I'm one of a gazillion people who are writing about this very same subject at this moment. There's no doubt that as human beings, we are losing something when the cell phone becomes a dominant feature in every interaction between human individuals, and between humans and the world around us. Does a sunset or a flower exist for itself, or so we can post it on Instagram? If we do not "capture the moment" does it negate the experience? (I take pictures and post them on Instagram, so I'm not casting any stones here...)
One reason these questions concern me is that I am acutely aware of my own neurological tendency to be distracted, and how the internet fuels that distraction. I make a living on the internet, and more than that I have come to depend on it as a source of knowledge and information. I spend hours just about every day online, and I think I'm pretty good at using the Interwebs. I get the internet: it's cool, it's fun, and it's very, very useful.
But when I step outside, I'm not connected to the Web, and neither are the friends I'm hiking with. When you go to a gathering on Lopez it's rare to see someone glued to a screen. Lopez has a culture that, while not discouraging cell phone use, certainly doesn't encourage or fetishize it.
Recently the Chamber of Commerce came up with an idea to promote Lopez via an app—visitors could "check in" at various sites around the island and earn points to be rewarded... somewhere. (I'm not too clear on the actual goal of the thing.) People went kinda ballistic when it was revealed that a lot of our cherished natural places were going to be "check in" spots. Fast forward, and the natural sites were removed from the app—but the fact is that someone (or more accurately many someones) thought it appropriate that visitors would use our beaches, trails, rocky bluffs, and forests as if they were a video game.
Such is the power of this new force: we have become conditioned to accept that the natural world is just another game to consume.
OK, time for me to summon my inner crank and start snarling about "when I was a kid...!" But really, when I was a kid, we didn't have little computers in our pockets that allowed us to check out of the work around us.
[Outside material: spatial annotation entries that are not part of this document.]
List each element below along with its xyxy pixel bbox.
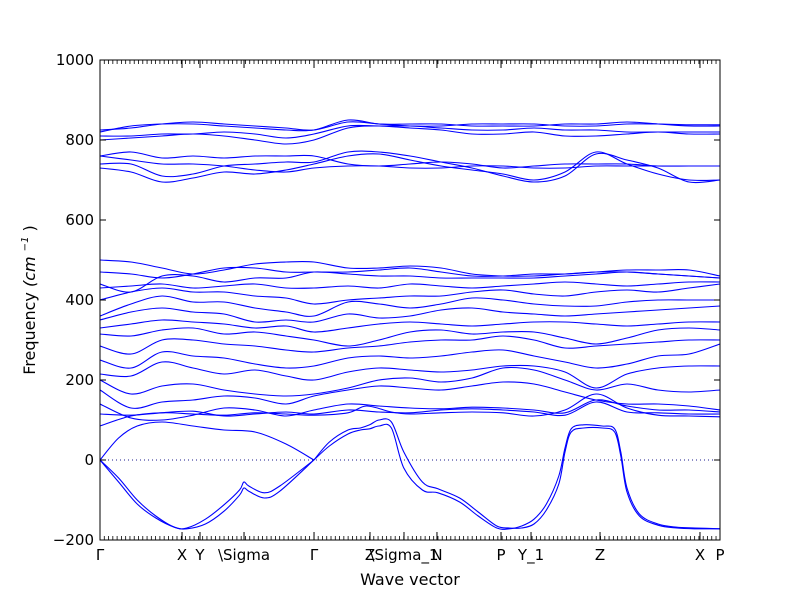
band-line-25 (100, 155, 720, 173)
band-line-29 (100, 119, 720, 133)
x-tick-label: P (715, 546, 724, 564)
x-tick-label: X (695, 546, 705, 564)
x-axis-title: Wave vector (360, 570, 460, 589)
x-tick-label: Y_1 (517, 546, 544, 565)
band-line-4 (313, 423, 720, 530)
band-line-7 (100, 401, 720, 417)
band-line-23 (100, 151, 720, 183)
y-tick-label: 800 (65, 131, 94, 149)
x-tick-labels: Γ X Y \Sigma Γ Z\Sigma_1N P Y_1 Z X P (96, 546, 725, 565)
y-tick-label: 600 (65, 211, 94, 229)
x-tick-label: X (177, 546, 187, 564)
band-line-21 (100, 266, 720, 279)
y-tick-label: 0 (84, 451, 94, 469)
x-tick-label: Z (365, 546, 375, 564)
band-line-27 (100, 125, 720, 145)
band-lines (100, 119, 720, 530)
y-tick-labels: −200 0 200 400 600 800 1000 (53, 51, 94, 549)
y-axis-title-unit-exponent: −1 (20, 237, 31, 252)
band-line-11 (100, 361, 720, 389)
y-tick-label: −200 (53, 531, 94, 549)
x-tick-label: P (496, 546, 505, 564)
y-axis-title-text: Frequency (20, 287, 39, 375)
band-line-18 (100, 283, 720, 305)
y-axis-title: Frequency (cm −1 ) (13, 225, 39, 375)
x-tick-label: Γ (310, 546, 319, 564)
band-line-17 (100, 295, 720, 317)
band-line-13 (100, 335, 720, 355)
band-line-14 (100, 327, 720, 347)
band-line-1 (100, 459, 315, 530)
band-line-2 (100, 459, 315, 530)
band-line-5 (313, 418, 720, 530)
band-line-10 (100, 366, 720, 397)
band-line-16 (100, 305, 720, 323)
band-line-15 (100, 319, 720, 333)
band-line-22 (100, 259, 720, 279)
y-tick-label: 200 (65, 371, 94, 389)
x-tick-label: \Sigma (218, 546, 270, 564)
y-tick-label: 400 (65, 291, 94, 309)
band-line-8 (100, 399, 720, 421)
x-tick-label: Γ (96, 546, 105, 564)
band-line-26 (100, 151, 720, 169)
band-line-24 (100, 150, 720, 184)
band-line-9 (100, 381, 720, 411)
band-line-3 (100, 421, 315, 461)
axis-ticks (99, 59, 721, 541)
y-tick-label: 1000 (56, 51, 94, 69)
band-line-12 (100, 343, 720, 369)
y-axis-title-unit: (cm (20, 256, 39, 287)
x-tick-label: N (431, 546, 442, 564)
x-tick-label: Y (194, 546, 205, 564)
band-line-19 (100, 281, 720, 289)
x-tick-label: Z (595, 546, 605, 564)
band-line-6 (100, 393, 720, 427)
x-tick-label: \Sigma_1 (369, 546, 438, 565)
band-line-30 (100, 121, 720, 131)
y-axis-title-unit-close: ) (20, 225, 39, 231)
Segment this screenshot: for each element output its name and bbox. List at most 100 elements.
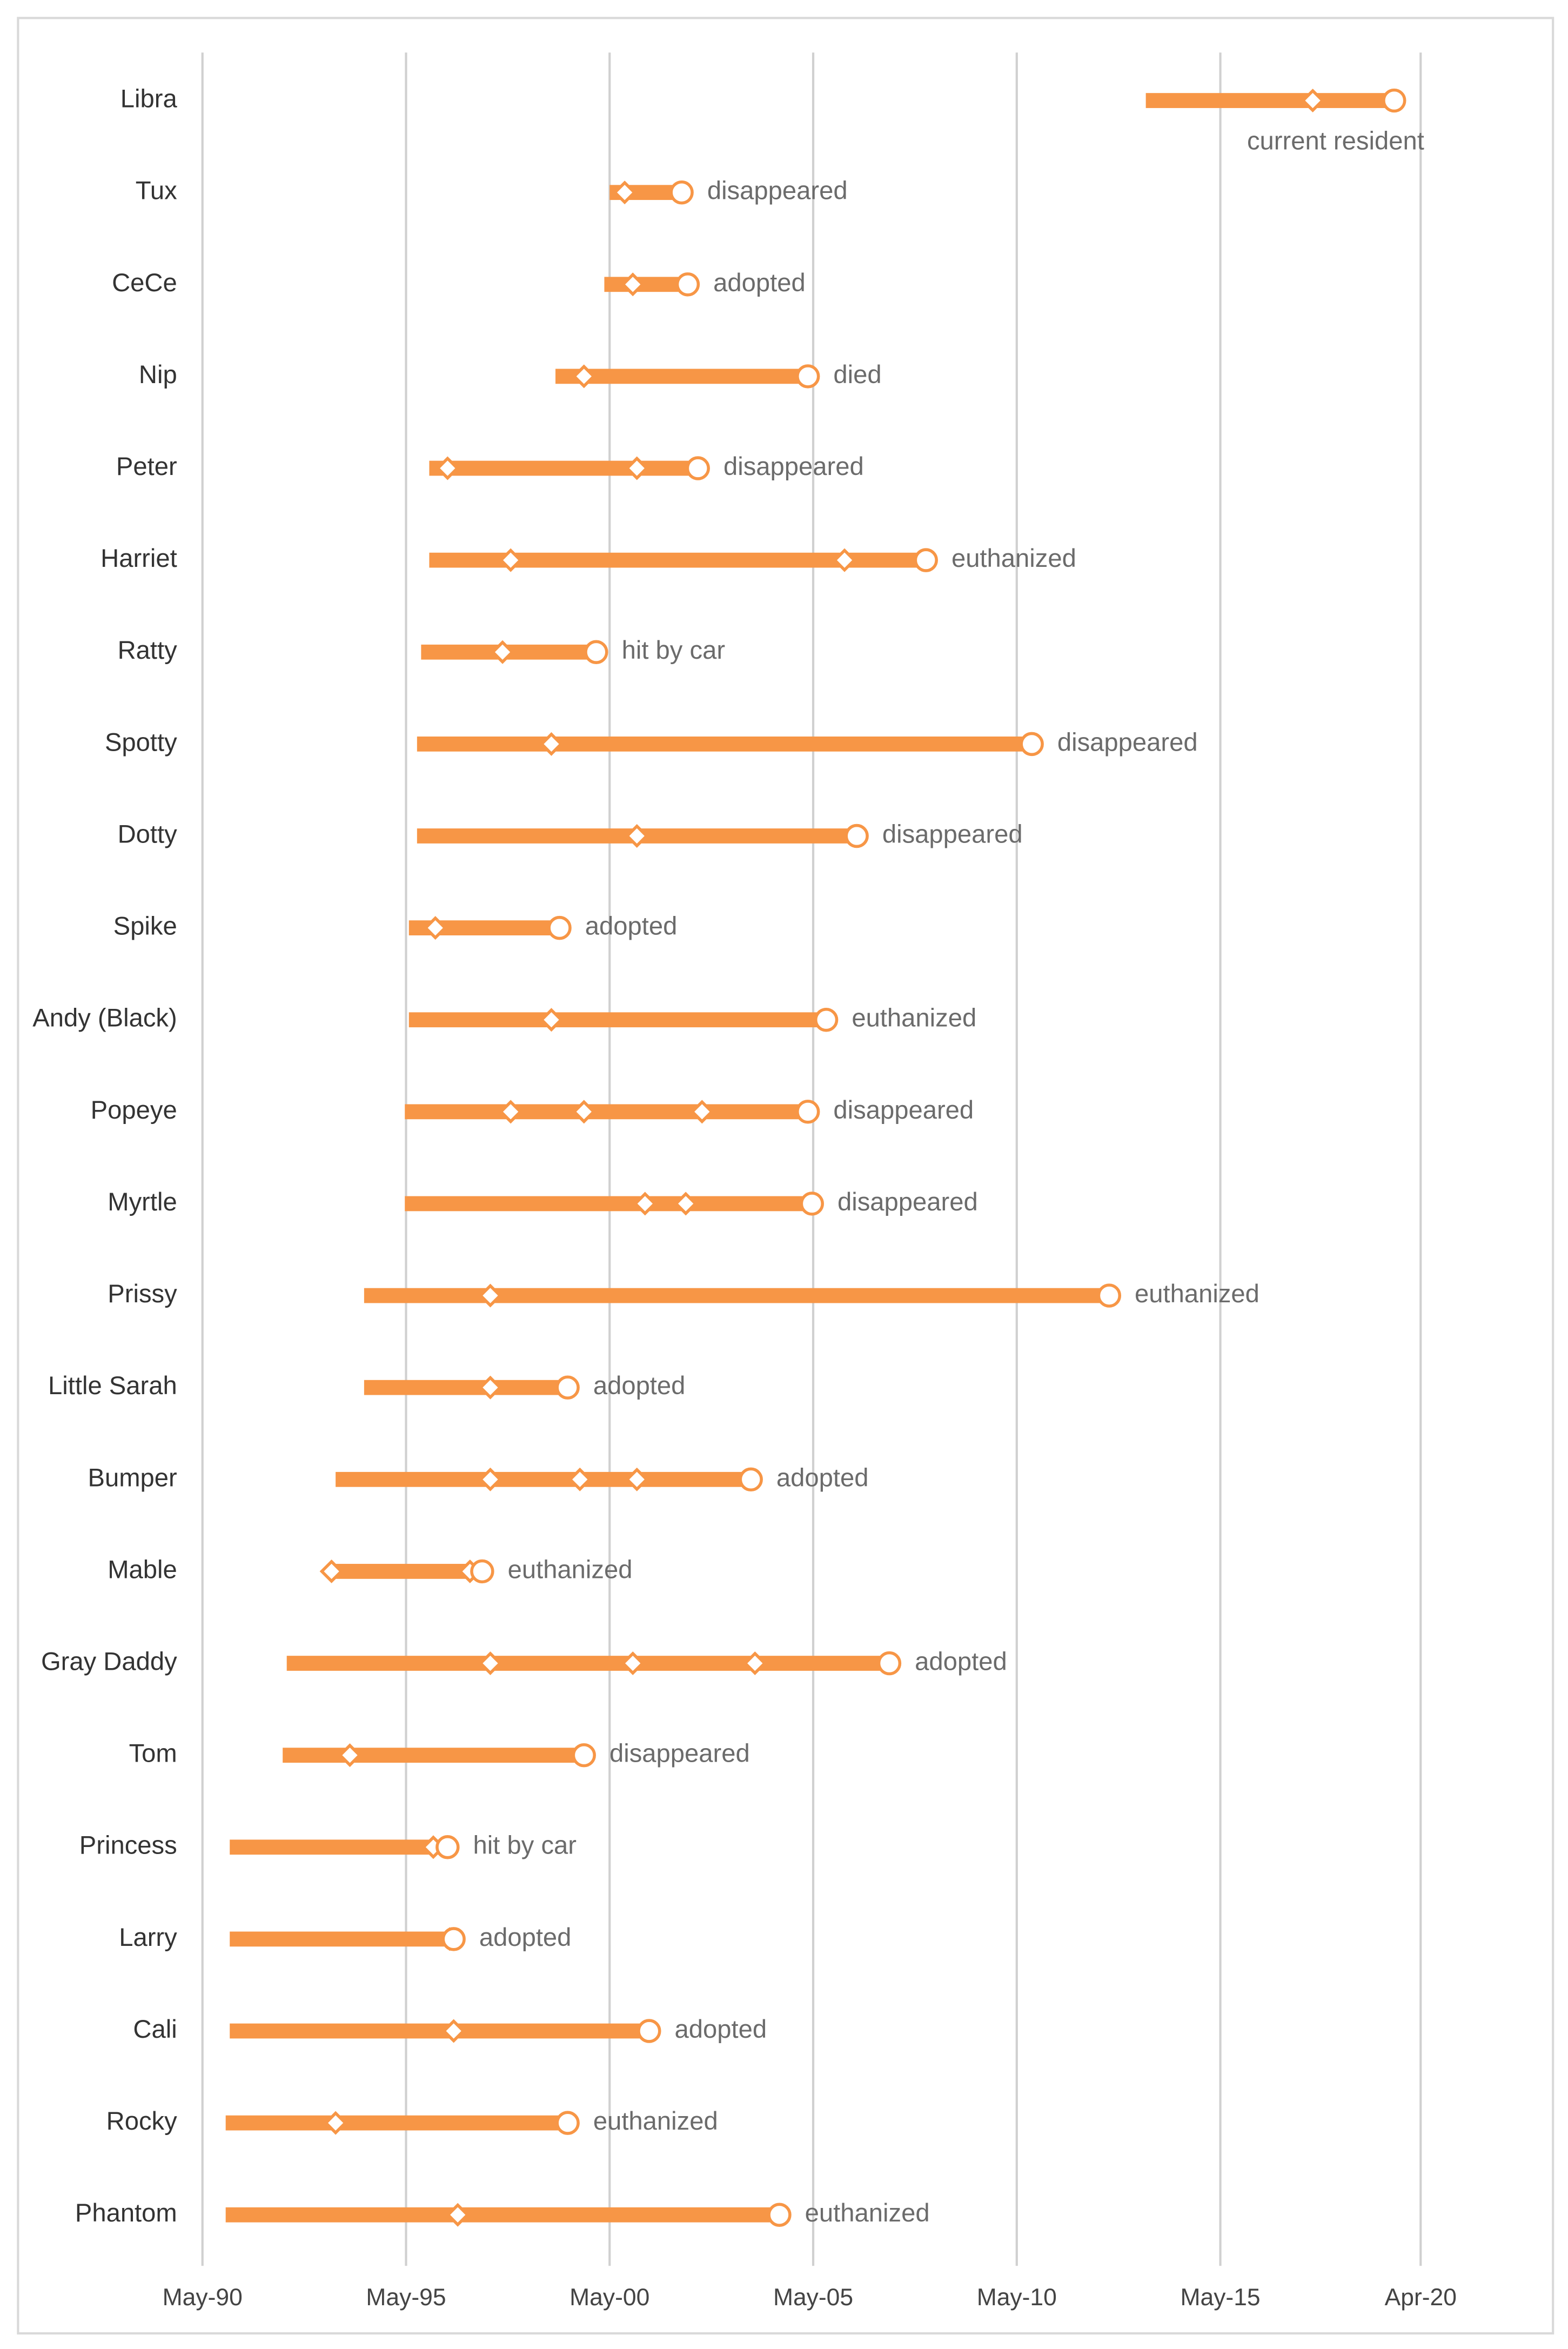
diamond-marker	[499, 1100, 523, 1124]
bar	[604, 277, 688, 292]
status-label: disappeared	[723, 452, 864, 481]
status-label: disappeared	[609, 1739, 750, 1768]
end-marker	[845, 824, 869, 848]
diamond-marker	[572, 1100, 596, 1124]
row-label: Prissy	[108, 1280, 177, 1308]
status-label: adopted	[593, 1371, 686, 1400]
end-marker	[739, 1467, 763, 1492]
row-label: Andy (Black)	[32, 1004, 177, 1033]
row-label: Popeye	[91, 1096, 177, 1125]
chart-border	[17, 17, 1554, 2335]
x-tick-label: May-10	[977, 2284, 1057, 2311]
bar	[405, 1196, 812, 1212]
diamond-marker	[690, 1100, 714, 1124]
diamond-marker	[478, 1375, 502, 1400]
status-label: adopted	[776, 1463, 869, 1492]
status-label: euthanized	[508, 1555, 633, 1584]
end-marker	[914, 548, 938, 572]
end-marker	[572, 1743, 596, 1768]
diamond-marker	[1301, 89, 1325, 113]
bar	[405, 1104, 808, 1120]
diamond-marker	[625, 456, 649, 480]
end-marker	[686, 456, 710, 480]
end-marker	[814, 1008, 839, 1032]
bar	[364, 1380, 568, 1395]
row-label: Cali	[133, 2015, 177, 2044]
status-label: died	[833, 360, 881, 389]
x-tick-label: May-90	[163, 2284, 243, 2311]
status-label: euthanized	[852, 1004, 976, 1033]
bar	[331, 1564, 483, 1579]
diamond-marker	[674, 1192, 698, 1216]
diamond-marker	[478, 1283, 502, 1308]
bar	[283, 1748, 584, 1763]
status-label: disappeared	[837, 1188, 978, 1216]
diamond-marker	[625, 1467, 649, 1491]
bar	[555, 369, 808, 384]
status-label: adopted	[675, 2015, 767, 2044]
diamond-marker	[491, 640, 515, 664]
diamond-marker	[625, 824, 649, 848]
status-label: hit by car	[622, 636, 725, 665]
bar	[336, 1471, 751, 1487]
diamond-marker	[499, 548, 523, 572]
row-label: Dotty	[118, 820, 178, 848]
row-label: Little Sarah	[48, 1371, 177, 1400]
diamond-marker	[572, 364, 596, 389]
end-marker	[669, 180, 694, 205]
bar	[225, 2115, 568, 2131]
status-label: euthanized	[951, 544, 1076, 573]
status-label: adopted	[479, 1923, 572, 1952]
bar	[364, 1288, 1109, 1303]
row-label: Harriet	[100, 544, 177, 573]
diamond-marker	[338, 1743, 362, 1768]
diamond-marker	[478, 1651, 502, 1676]
diamond-marker	[613, 180, 637, 205]
diamond-marker	[539, 732, 564, 756]
bar	[408, 1012, 827, 1028]
row-label: Spotty	[105, 728, 177, 757]
diamond-marker	[743, 1651, 767, 1676]
row-label: Princess	[79, 1831, 177, 1860]
diamond-marker	[446, 2203, 470, 2227]
bar	[225, 2207, 780, 2223]
diamond-marker	[478, 1467, 502, 1491]
row-label: Larry	[119, 1923, 177, 1952]
end-marker	[1382, 88, 1406, 113]
status-label: adopted	[713, 269, 806, 297]
end-marker	[547, 915, 572, 940]
row-label: Gray Daddy	[41, 1648, 177, 1676]
row-label: Bumper	[88, 1463, 177, 1492]
bar	[230, 2023, 649, 2039]
row-label: Rocky	[106, 2107, 178, 2136]
end-marker	[555, 2111, 580, 2135]
end-marker	[675, 272, 700, 297]
end-marker	[796, 1100, 820, 1124]
end-marker	[555, 1375, 580, 1400]
x-tick-label: Apr-20	[1385, 2284, 1457, 2311]
row-label: Myrtle	[108, 1188, 177, 1216]
diamond-marker	[633, 1192, 657, 1216]
status-label: disappeared	[707, 177, 848, 205]
bar	[417, 736, 1032, 752]
status-label: euthanized	[805, 2199, 930, 2227]
diamond-marker	[423, 916, 447, 940]
status-label: disappeared	[833, 1096, 974, 1125]
row-label: Nip	[139, 360, 177, 389]
bar	[230, 1839, 448, 1855]
diamond-marker	[324, 2111, 348, 2135]
status-label: adopted	[585, 912, 678, 941]
status-label: euthanized	[593, 2107, 718, 2136]
row-label: Tom	[129, 1739, 177, 1768]
end-marker	[637, 2019, 661, 2043]
bar	[286, 1656, 889, 1671]
end-marker	[470, 1559, 494, 1584]
end-marker	[435, 1835, 460, 1859]
status-label: current resident	[1247, 126, 1424, 155]
bar	[230, 1931, 454, 1947]
diamond-marker	[435, 456, 460, 480]
row-label: Libra	[120, 85, 178, 113]
x-tick-label: May-00	[569, 2284, 649, 2311]
x-tick-label: May-95	[366, 2284, 446, 2311]
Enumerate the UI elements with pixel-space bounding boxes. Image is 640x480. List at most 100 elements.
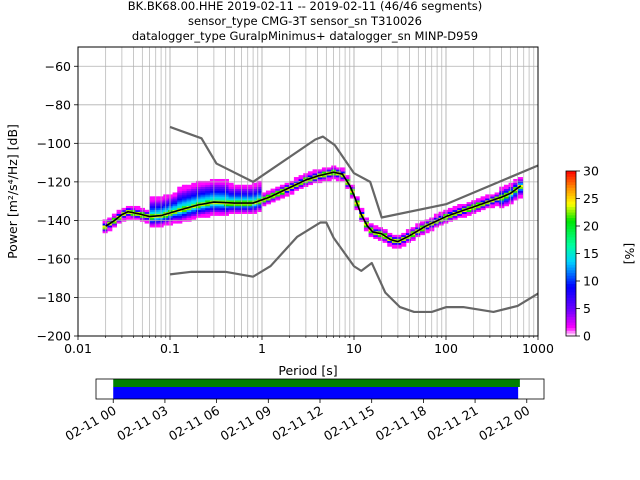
psd-cell — [205, 215, 211, 218]
psd-cell — [447, 217, 453, 220]
psd-cell — [503, 192, 509, 195]
psd-cell — [293, 188, 299, 191]
psd-cell — [242, 192, 248, 195]
psd-cell — [419, 225, 425, 228]
psd-cell — [214, 205, 220, 209]
psd-cell — [228, 211, 234, 214]
psd-cell — [214, 207, 220, 211]
psd-cell — [107, 229, 113, 232]
psd-cell — [359, 211, 365, 214]
psd-cell — [125, 215, 131, 218]
psd-cell — [405, 238, 411, 241]
psd-cell — [265, 194, 271, 197]
psd-cell — [135, 213, 141, 216]
psd-cell — [340, 167, 346, 170]
psd-cell — [153, 198, 159, 201]
psd-cell — [149, 200, 155, 203]
psd-cell — [368, 231, 374, 234]
psd-cell — [354, 200, 360, 203]
psd-cell — [205, 200, 211, 203]
psd-cell — [223, 178, 229, 182]
psd-cell — [209, 186, 215, 189]
psd-cell — [391, 234, 397, 238]
y-tick-label: −60 — [45, 59, 71, 74]
x-tick-label: 0.01 — [64, 341, 92, 356]
psd-cell — [438, 221, 444, 224]
psd-cell — [513, 184, 519, 187]
psd-cell — [177, 190, 183, 193]
psd-cell — [433, 217, 439, 220]
psd-cell — [181, 196, 187, 199]
psd-cell — [480, 205, 486, 209]
psd-cell — [270, 188, 276, 191]
psd-cell — [359, 209, 365, 213]
psd-cell — [256, 204, 262, 207]
psd-cell — [256, 198, 262, 201]
psd-cell — [200, 215, 206, 218]
psd-cell — [345, 175, 351, 178]
psd-cell — [298, 184, 304, 187]
psd-cell — [256, 194, 262, 197]
psd-cell — [237, 204, 243, 207]
psd-cell — [317, 178, 323, 182]
psd-cell — [111, 223, 117, 226]
psd-cell — [312, 178, 318, 182]
psd-cell — [457, 205, 463, 209]
timeline-tick-label: 02-11 12 — [269, 403, 325, 444]
psd-cell — [237, 186, 243, 189]
psd-cell — [237, 200, 243, 203]
psd-cell — [261, 200, 267, 203]
psd-cell — [289, 190, 295, 193]
psd-cell — [373, 229, 379, 232]
psd-cell — [256, 205, 262, 209]
colorbar-segment — [566, 195, 576, 199]
psd-cell — [219, 209, 225, 213]
psd-cell — [107, 221, 113, 224]
psd-cell — [251, 209, 257, 213]
psd-cell — [181, 188, 187, 191]
psd-cell — [387, 234, 393, 238]
psd-cell — [349, 188, 355, 191]
psd-cell — [195, 192, 201, 195]
psd-cell — [191, 194, 197, 197]
psd-cell — [172, 204, 178, 207]
psd-cell — [205, 209, 211, 213]
psd-cell — [475, 205, 481, 209]
psd-cell — [237, 190, 243, 193]
chart-title: BK.BK68.00.HHE 2019-02-11 -- 2019-02-11 … — [128, 0, 482, 43]
psd-cell — [447, 209, 453, 213]
psd-cell — [214, 192, 220, 195]
psd-cell — [326, 177, 332, 180]
psd-cell — [247, 211, 253, 214]
psd-cell — [219, 196, 225, 199]
psd-cell — [466, 209, 472, 213]
psd-cell — [177, 209, 183, 213]
psd-cell — [125, 209, 131, 213]
y-tick-label: −180 — [37, 290, 71, 305]
psd-cell — [317, 169, 323, 172]
psd-cell — [335, 175, 341, 178]
psd-cell — [186, 207, 192, 211]
psd-cell — [373, 234, 379, 238]
psd-cell — [237, 192, 243, 195]
colorbar-segment — [566, 272, 576, 276]
psd-cell — [489, 198, 495, 201]
psd-cell — [219, 204, 225, 207]
y-tick-label: −80 — [45, 97, 71, 112]
psd-cell — [419, 232, 425, 236]
psd-cell — [149, 221, 155, 224]
psd-cell — [200, 200, 206, 203]
timeline-tick-label: 02-12 00 — [476, 403, 532, 444]
colorbar-segment — [566, 201, 576, 205]
psd-cell — [205, 196, 211, 199]
colorbar-segment — [566, 220, 576, 224]
psd-cell — [172, 202, 178, 205]
psd-cell — [466, 202, 472, 205]
timeline-tick-label: 02-11 03 — [114, 403, 170, 444]
psd-cell — [116, 211, 122, 214]
psd-cell — [223, 211, 229, 214]
psd-cell — [457, 215, 463, 218]
psd-cell — [499, 190, 505, 193]
psd-cell — [349, 196, 355, 199]
psd-cell — [326, 175, 332, 178]
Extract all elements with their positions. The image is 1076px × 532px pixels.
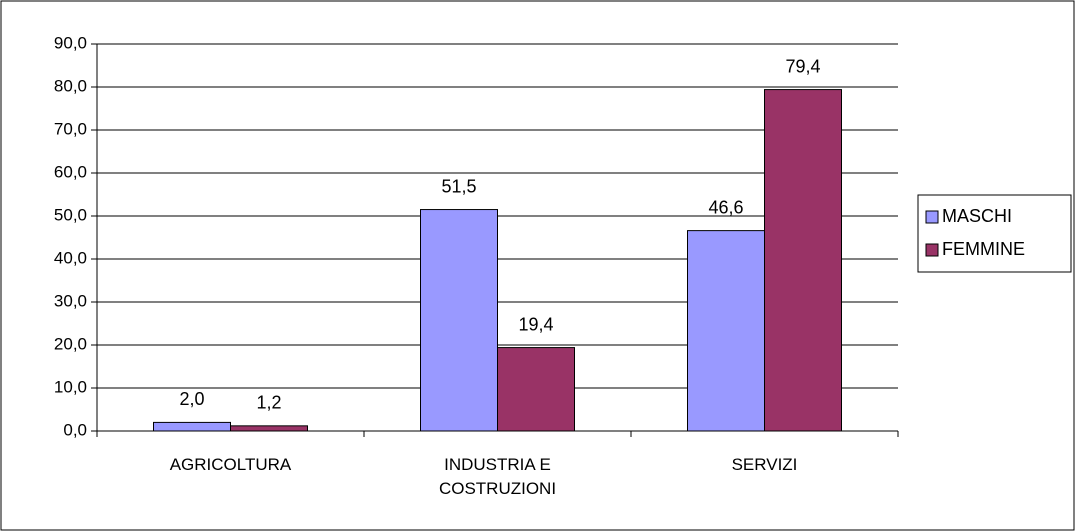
y-tick-label: 10,0: [54, 377, 87, 396]
data-label: 1,2: [256, 393, 281, 413]
bar: [497, 347, 575, 432]
data-label: 46,6: [708, 197, 743, 217]
y-tick-label: 80,0: [54, 76, 87, 95]
legend-label: MASCHI: [942, 206, 1012, 226]
data-label: 19,4: [518, 314, 553, 334]
data-label: 51,5: [441, 176, 476, 196]
legend-label: FEMMINE: [942, 239, 1025, 259]
data-label: 79,4: [785, 56, 820, 76]
y-tick-label: 20,0: [54, 334, 87, 353]
data-label: 2,0: [179, 389, 204, 409]
y-tick-label: 60,0: [54, 162, 87, 181]
legend-swatch: [925, 210, 939, 224]
y-tick-label: 70,0: [54, 119, 87, 138]
bar: [420, 209, 498, 432]
bar: [230, 425, 308, 432]
y-tick-label: 30,0: [54, 291, 87, 310]
x-tick-label: SERVIZI: [731, 455, 798, 474]
legend-box: [917, 194, 1072, 273]
bar: [764, 89, 842, 432]
x-tick-label: INDUSTRIA E COSTRUZIONI: [438, 455, 557, 498]
y-tick-label: 50,0: [54, 205, 87, 224]
legend-swatch: [925, 243, 939, 257]
bar: [687, 230, 765, 432]
y-tick-label: 90,0: [54, 33, 87, 52]
x-tick-label: AGRICOLTURA: [169, 455, 292, 474]
y-tick-label: 40,0: [54, 248, 87, 267]
y-tick-label: 0,0: [63, 420, 87, 439]
bar: [153, 421, 231, 432]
We had to resort to comic books and Gilligan's Island reruns for that. And Mom would stride in and turn off the TV when it was time to do homework...
Nevertheless, in the 60's kids suffered from attention deficit disorders—we just didn't generally know it at the time. I was not neurotypical: I was one of those distractable, under-achieving kids that stymied my teachers and my parents. Adding the internet into my available escape routes might have been a good thing, but it might also have been disastrous. How parents today deal with "screen time" is utterly beyond my imagination.
Clearly, we're not wired to handle the level of sensory stimulation that pervades modern life. (You can Google that if you want to. But trust me, it's true.) That's one reason why people come to places like Lopez: to unplug. A place that isn't plastered with TVs, that has crappy cell phone reception, that has amazing natural places to experience... these places are too rare, and too precious to sacrifice.
What can we as a community do about this new onslaught, this new reality of "more capacity, faster speeds, and a superb experience" ? Well, the reality is... we can't do anything about the cell towers. Federal law forbids local jurisdictions from prohibiting the "provision of personal wireless services." Even if some citizens managed to bring a case against the towers, the majority of islanders support "better" connectivity.
But maybe there is another way for us to advance the conversation. Maybe we can think of ways to nurture the idea that people visiting Lopez would voluntarily unplug—that this community values experiences that don't require an internet connection. We can put forth the idea that unplugging is good for the body and soul. We can encourage focus, instead of distraction.
We can use the tools of promotion, too—we can "brand" our own message: a message of engagement with the world around us, instead of a screen.
What do you think the LopezUnplugged Brand would look like?